'Malam Selikuran' dan 'Haul Sunan Geseng' di Desa Tirto Kecamatan Grabag

Dilihat 510 kali
Para peziarah membaca doa di Makam Sunan Geseng, Desa Tirto Kecamatan Grabag Kabupaten Magelang.

Makam Sunan Geseng merupakan salah satu objek wisata religi (obyek wisata ziarah)  di daerah Kabupaten Magelang. Pada bulan Ramadan tahun ini, digelar acara religius tradisional Malam Selikuran. Di samping ziarah kubur, juga diselenggarakan pengajian akbar dalam rangka Haul Sunan Geseng oleh K.H. Nur Hidayatulloh, Pengasuh Pondok Pesantren Al Mubarok, Manggisan, Wonosobo. 

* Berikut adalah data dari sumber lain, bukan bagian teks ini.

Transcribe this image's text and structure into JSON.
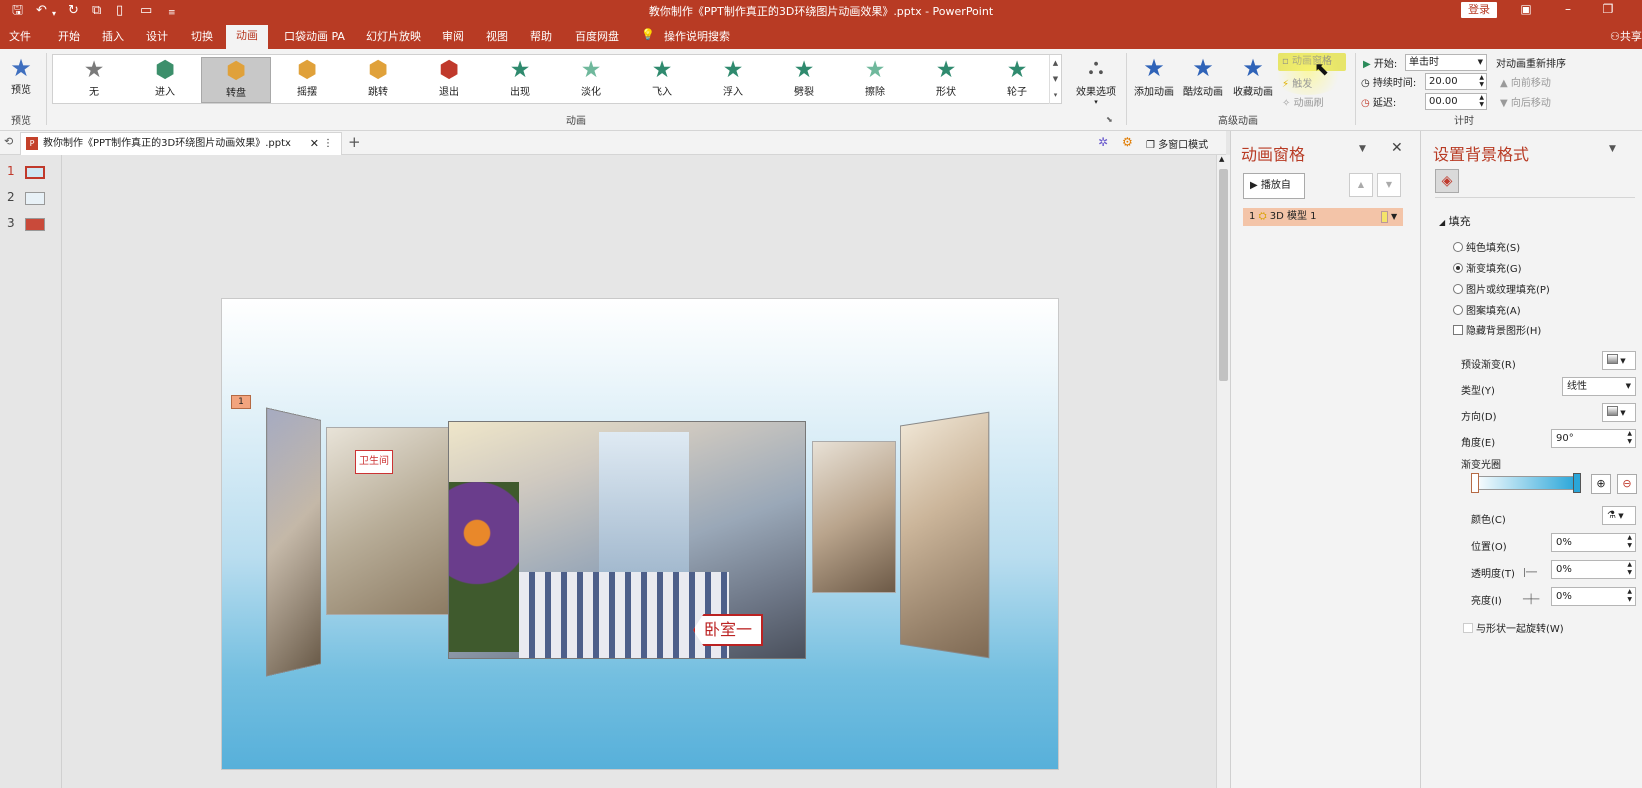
{
  "window": {
    "title": "教你制作《PPT制作真正的3D环绕图片动画效果》.pptx  -  PowerPoint",
    "login": "登录"
  },
  "menu": {
    "tabs": [
      "文件",
      "开始",
      "插入",
      "设计",
      "切换",
      "动画",
      "口袋动画 PA",
      "幻灯片放映",
      "审阅",
      "视图",
      "帮助",
      "百度网盘"
    ],
    "active": "动画",
    "tell_me": "操作说明搜索",
    "share": "共享"
  },
  "ribbon": {
    "preview": {
      "label": "预览",
      "group": "预览"
    },
    "effects": [
      {
        "label": "无",
        "icon": "star-gray-icon",
        "color": "#7a7a7a"
      },
      {
        "label": "进入",
        "icon": "cube-enter-icon",
        "color": "#3c8f6b"
      },
      {
        "label": "转盘",
        "icon": "cube-turntable-icon",
        "color": "#e0a13a",
        "selected": true
      },
      {
        "label": "摇摆",
        "icon": "cube-swing-icon",
        "color": "#e0a13a"
      },
      {
        "label": "跳转",
        "icon": "cube-jump-icon",
        "color": "#e0a13a"
      },
      {
        "label": "退出",
        "icon": "cube-exit-icon",
        "color": "#c0392b"
      },
      {
        "label": "出现",
        "icon": "star-appear-icon",
        "color": "#2f8a6e"
      },
      {
        "label": "淡化",
        "icon": "star-fade-icon",
        "color": "#6fb89c"
      },
      {
        "label": "飞入",
        "icon": "star-fly-icon",
        "color": "#2f8a6e"
      },
      {
        "label": "浮入",
        "icon": "star-float-icon",
        "color": "#2f8a6e"
      },
      {
        "label": "劈裂",
        "icon": "star-split-icon",
        "color": "#2f8a6e"
      },
      {
        "label": "擦除",
        "icon": "star-wipe-icon",
        "color": "#6fb89c"
      },
      {
        "label": "形状",
        "icon": "star-shape-icon",
        "color": "#2f8a6e"
      },
      {
        "label": "轮子",
        "icon": "star-wheel-icon",
        "color": "#2f8a6e"
      }
    ],
    "effect_options": "效果选项",
    "group_animation": "动画",
    "add_animation": "添加动画",
    "custom_animation": "酷炫动画",
    "favorite_animation": "收藏动画",
    "animation_pane": "动画窗格",
    "trigger": "触发",
    "painter": "动画刷",
    "group_advanced": "高级动画",
    "start_label": "开始:",
    "start_value": "单击时",
    "duration_label": "持续时间:",
    "duration_value": "20.00",
    "delay_label": "延迟:",
    "delay_value": "00.00",
    "reorder": "对动画重新排序",
    "move_earlier": "向前移动",
    "move_later": "向后移动",
    "group_timing": "计时"
  },
  "document": {
    "tab": "教你制作《PPT制作真正的3D环绕图片动画效果》.pptx",
    "multi_window": "多窗口模式"
  },
  "slides": [
    {
      "n": "1"
    },
    {
      "n": "2"
    },
    {
      "n": "3"
    }
  ],
  "slide": {
    "anim_tag": "1",
    "bedroom_label": "卧室一",
    "bathroom_label": "卫生间"
  },
  "anim_pane": {
    "title": "动画窗格",
    "play_from": "播放自",
    "item_index": "1",
    "item_label": "3D 模型 1"
  },
  "bg_pane": {
    "title": "设置背景格式",
    "section": "填充",
    "fill_options": [
      {
        "label": "纯色填充(S)",
        "checked": false
      },
      {
        "label": "渐变填充(G)",
        "checked": true
      },
      {
        "label": "图片或纹理填充(P)",
        "checked": false
      },
      {
        "label": "图案填充(A)",
        "checked": false
      }
    ],
    "hide_bg": "隐藏背景图形(H)",
    "preset": "预设渐变(R)",
    "type_label": "类型(Y)",
    "type_value": "线性",
    "direction": "方向(D)",
    "angle_label": "角度(E)",
    "angle_value": "90°",
    "stops_label": "渐变光圈",
    "color_label": "颜色(C)",
    "position_label": "位置(O)",
    "position_value": "0%",
    "transparency_label": "透明度(T)",
    "transparency_value": "0%",
    "brightness_label": "亮度(I)",
    "brightness_value": "0%",
    "rotate": "与形状一起旋转(W)"
  }
}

Mujahadah Istighotsah dipandu oleh KH. Supar Zainuddin dan KH. Ahmad Mudasir. Maulid Akbar bersama Sayyid Maulana Syahriar dari Semarang, Gus Syarif dari Grabag dan Gus Ali Munaba dari Salatiga. Acara yang diselenggarakan dari tanggal 29-31 Maret 2024 ini dikunjungi ribuan peziarah dari Magelang dan kota-kota lainnya.

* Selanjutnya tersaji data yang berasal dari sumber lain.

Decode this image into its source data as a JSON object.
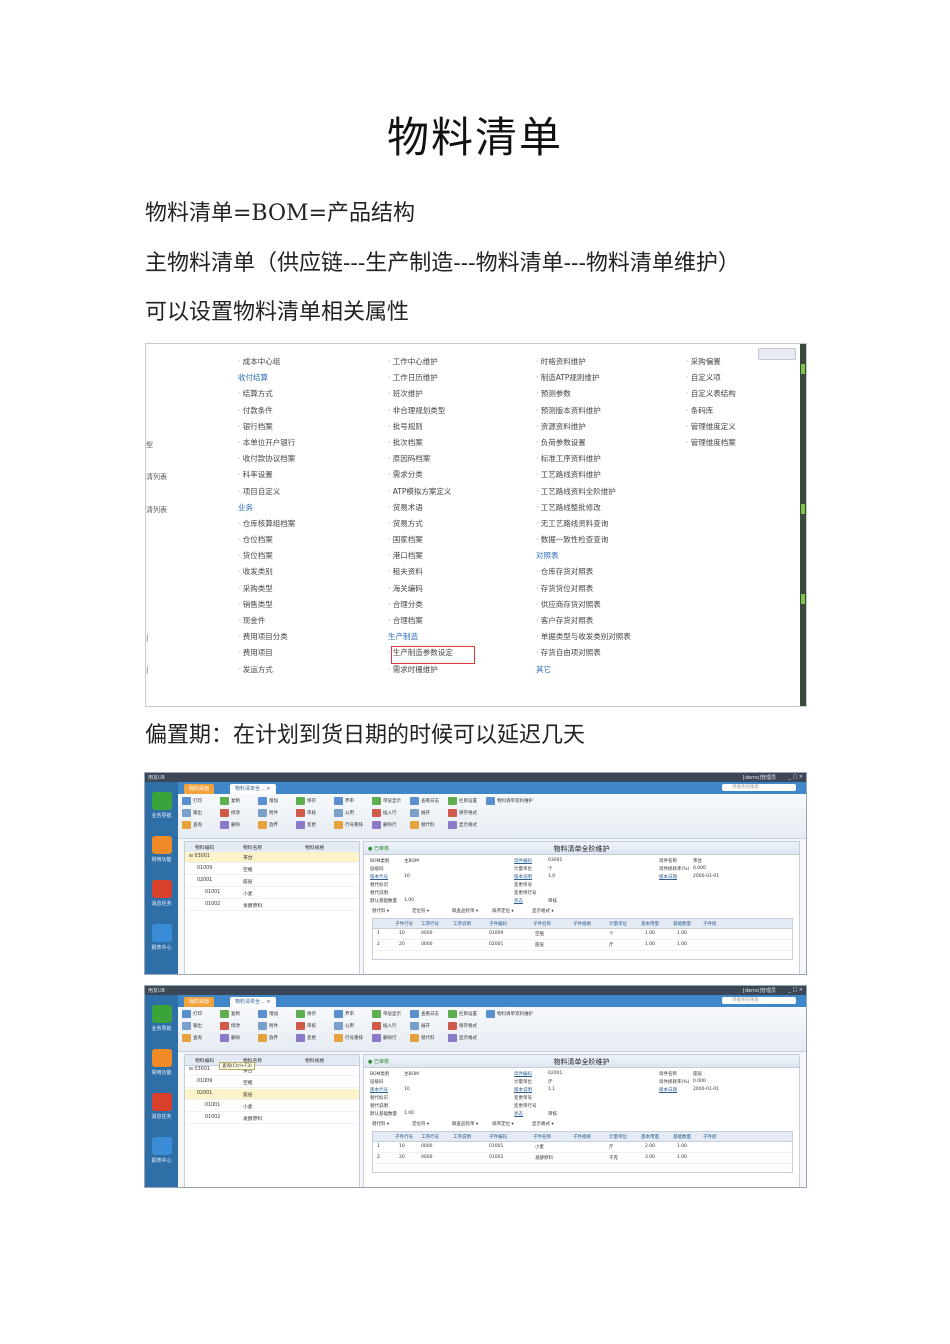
{
  "title": "物料清单",
  "paragraphs": [
    "物料清单=BOM=产品结构",
    "主物料清单（供应链---生产制造---物料清单---物料清单维护）",
    "可以设置物料清单相关属性",
    "偏置期：在计划到货日期的时候可以延迟几天"
  ],
  "menu": {
    "edge_labels": [
      "型",
      "清列表",
      "清列表",
      "|",
      "|"
    ],
    "col1": [
      {
        "t": "成本中心组",
        "k": "b"
      },
      {
        "t": "收付结算",
        "k": "h"
      },
      {
        "t": "结算方式",
        "k": "b"
      },
      {
        "t": "付款条件",
        "k": "b"
      },
      {
        "t": "银行档案",
        "k": "b"
      },
      {
        "t": "本单位开户银行",
        "k": "b"
      },
      {
        "t": "收付款协议档案",
        "k": "b"
      },
      {
        "t": "科率设置",
        "k": "b"
      },
      {
        "t": "项目自定义",
        "k": "b"
      },
      {
        "t": "业务",
        "k": "h"
      },
      {
        "t": "仓库核算组档案",
        "k": "b"
      },
      {
        "t": "仓位档案",
        "k": "b"
      },
      {
        "t": "货位档案",
        "k": "b"
      },
      {
        "t": "收发类别",
        "k": "b"
      },
      {
        "t": "采购类型",
        "k": "b"
      },
      {
        "t": "销售类型",
        "k": "b"
      },
      {
        "t": "现金件",
        "k": "b"
      },
      {
        "t": "费用项目分类",
        "k": "b"
      },
      {
        "t": "费用项目",
        "k": "b"
      },
      {
        "t": "发运方式",
        "k": "b"
      }
    ],
    "col2": [
      {
        "t": "工作中心维护",
        "k": "b"
      },
      {
        "t": "工作日历维护",
        "k": "b"
      },
      {
        "t": "班次维护",
        "k": "b"
      },
      {
        "t": "非合理规划类型",
        "k": "b"
      },
      {
        "t": "批号规则",
        "k": "b"
      },
      {
        "t": "批次档案",
        "k": "b"
      },
      {
        "t": "原因码档案",
        "k": "b"
      },
      {
        "t": "需求分类",
        "k": "b"
      },
      {
        "t": "ATP模拟方案定义",
        "k": "b"
      },
      {
        "t": "贸易术语",
        "k": "b"
      },
      {
        "t": "贸易方式",
        "k": "b"
      },
      {
        "t": "国家档案",
        "k": "b"
      },
      {
        "t": "港口档案",
        "k": "b"
      },
      {
        "t": "租夫资料",
        "k": "b"
      },
      {
        "t": "海关编码",
        "k": "b"
      },
      {
        "t": "合理分类",
        "k": "b"
      },
      {
        "t": "合理档案",
        "k": "b"
      },
      {
        "t": "生产制造",
        "k": "h"
      },
      {
        "t": "生产制造参数设定",
        "k": "b"
      },
      {
        "t": "需求时栅维护",
        "k": "b"
      }
    ],
    "col3": [
      {
        "t": "时格资料维护",
        "k": "b"
      },
      {
        "t": "制造ATP规则维护",
        "k": "b"
      },
      {
        "t": "预测参数",
        "k": "b"
      },
      {
        "t": "预测版本资料维护",
        "k": "b"
      },
      {
        "t": "资源资料维护",
        "k": "b"
      },
      {
        "t": "负荷参数设置",
        "k": "b"
      },
      {
        "t": "标准工序资料维护",
        "k": "b"
      },
      {
        "t": "工艺路线资料维护",
        "k": "b"
      },
      {
        "t": "工艺路线资料全阶维护",
        "k": "b"
      },
      {
        "t": "工艺路线整批修改",
        "k": "b"
      },
      {
        "t": "无工艺路线资料查询",
        "k": "b"
      },
      {
        "t": "数据一致性检查查询",
        "k": "b"
      },
      {
        "t": "对照表",
        "k": "h"
      },
      {
        "t": "仓库存货对照表",
        "k": "b"
      },
      {
        "t": "存货货位对照表",
        "k": "b"
      },
      {
        "t": "供应商存货对照表",
        "k": "b"
      },
      {
        "t": "客户存货对照表",
        "k": "b"
      },
      {
        "t": "单据类型与收发类别对照表",
        "k": "b"
      },
      {
        "t": "存货自由项对照表",
        "k": "b"
      },
      {
        "t": "其它",
        "k": "h"
      }
    ],
    "col4": [
      {
        "t": "采购偏置",
        "k": "b"
      },
      {
        "t": "自定义项",
        "k": "b"
      },
      {
        "t": "自定义表结构",
        "k": "b"
      },
      {
        "t": "条码库",
        "k": "b"
      },
      {
        "t": "管理维度定义",
        "k": "b"
      },
      {
        "t": "管理维度档案",
        "k": "b"
      }
    ]
  },
  "app": {
    "brand": "用友U8",
    "user_info": "[demo]管理员",
    "tabs": [
      "我的桌面",
      "物料清单全..."
    ],
    "search_placeholder": "单据条码搜索",
    "nav": [
      "业务导航",
      "常用功能",
      "消息任务",
      "报表中心"
    ],
    "toolbar": [
      "打印",
      "输出",
      "查询",
      "复制",
      "修改",
      "删除",
      "增加",
      "附件",
      "放弃",
      "保存",
      "审核",
      "变更",
      "弃审",
      "公用",
      "行号重排",
      "单层显示",
      "插入行",
      "删除行",
      "查看日志",
      "展开",
      "替代料",
      "栏目设置",
      "保存格式",
      "显示格式",
      "物料清单资料维护"
    ],
    "tree_headers": [
      "物料编码",
      "物料名称",
      "物料规格"
    ],
    "form_title": "物料清单全阶维护",
    "grid_toolbar": [
      "替代料",
      "定位符",
      "联查品检单",
      "排序定位",
      "显示格式"
    ],
    "grid_headers": [
      "",
      "子件行号",
      "工序行号",
      "工序说明",
      "子件编码",
      "子件名称",
      "子件规格",
      "计量单位",
      "基本用量",
      "基础数量",
      "子件损"
    ],
    "shot2": {
      "status": "已审核",
      "tree": [
        {
          "code": "03001",
          "name": "茶台",
          "indent": 0,
          "sel": true
        },
        {
          "code": "01009",
          "name": "空瓶",
          "indent": 1
        },
        {
          "code": "02001",
          "name": "座层",
          "indent": 1
        },
        {
          "code": "01001",
          "name": "小麦",
          "indent": 2
        },
        {
          "code": "01002",
          "name": "发酵原料",
          "indent": 2
        }
      ],
      "fields": {
        "bom_type": "主BOM",
        "parent_code": "03001",
        "parent_name": "茶台",
        "version_no": "10",
        "unit": "个",
        "scrap_rate": "0.000",
        "version_desc": "1.0",
        "version_date": "2000-01-01",
        "status": "审核",
        "base_qty": "1.00"
      },
      "rows": [
        {
          "n": "1",
          "seq": "10",
          "op": "0000",
          "code": "01009",
          "name": "空瓶",
          "unit": "个",
          "qty": "1.00",
          "base": "1.00"
        },
        {
          "n": "2",
          "seq": "20",
          "op": "0000",
          "code": "02001",
          "name": "座层",
          "unit": "斤",
          "qty": "1.00",
          "base": "1.00"
        }
      ]
    },
    "shot3": {
      "status": "已审核",
      "tooltip": "查询(Ctrl+F3)",
      "tree": [
        {
          "code": "03001",
          "name": "茶台",
          "indent": 0
        },
        {
          "code": "01009",
          "name": "空瓶",
          "indent": 1
        },
        {
          "code": "02001",
          "name": "座层",
          "indent": 1,
          "sel": true
        },
        {
          "code": "01001",
          "name": "小麦",
          "indent": 2
        },
        {
          "code": "01002",
          "name": "发酵原料",
          "indent": 2
        }
      ],
      "fields": {
        "bom_type": "主BOM",
        "parent_code": "02001",
        "parent_name": "座层",
        "version_no": "10",
        "unit": "斤",
        "scrap_rate": "0.000",
        "version_desc": "1.1",
        "version_date": "2000-01-01",
        "status": "审核",
        "base_qty": "1.00"
      },
      "rows": [
        {
          "n": "1",
          "seq": "10",
          "op": "0000",
          "code": "01001",
          "name": "小麦",
          "unit": "斤",
          "qty": "2.00",
          "base": "1.00"
        },
        {
          "n": "2",
          "seq": "20",
          "op": "0000",
          "code": "01002",
          "name": "发酵原料",
          "unit": "千克",
          "qty": "3.00",
          "base": "1.00"
        }
      ]
    },
    "labels": {
      "bom_type": "BOM类别",
      "parent_code": "母件编码",
      "parent_name": "母件名称",
      "version_no": "版本代号",
      "unit": "计量单位",
      "scrap_rate": "母件损耗率(%)",
      "version_desc": "版本说明",
      "version_date": "版本日期",
      "status": "状态",
      "base_qty": "默认基础数量",
      "seq_code": "层级码",
      "sub_plan": "替代标识",
      "sub_desc": "替代说明",
      "change_no": "变更单号",
      "change_seq": "变更单行号"
    }
  }
}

Sunan Geseng adalah salah seorang mubaligh kharismatik murid Sunan Kalijaga yang setia. Bagi masyarakat di wilayah Kabupaten Magelang dan sekitarnya meyakini bahwa makam Sunan Geseng dengan dua nisan kembar berada di puncak sebuah bukit di kaki Gunung Andong wilayah desa Tirto Kecamatan Grabag. Di dalam cungkup ini makam Sunan Geseng ada sepasang. Kini makam ini dikelilingi kayu berukir sehingga makamnya tidak tampak dari luar. Makam mana yang berisi jenazah Sunan Geseng, tak seorangpun tahu, juga juru kuncinya. Makam Kyai Wonotirto, sesepuh desa itu, berada sebelah barat makam Sunan Geseng.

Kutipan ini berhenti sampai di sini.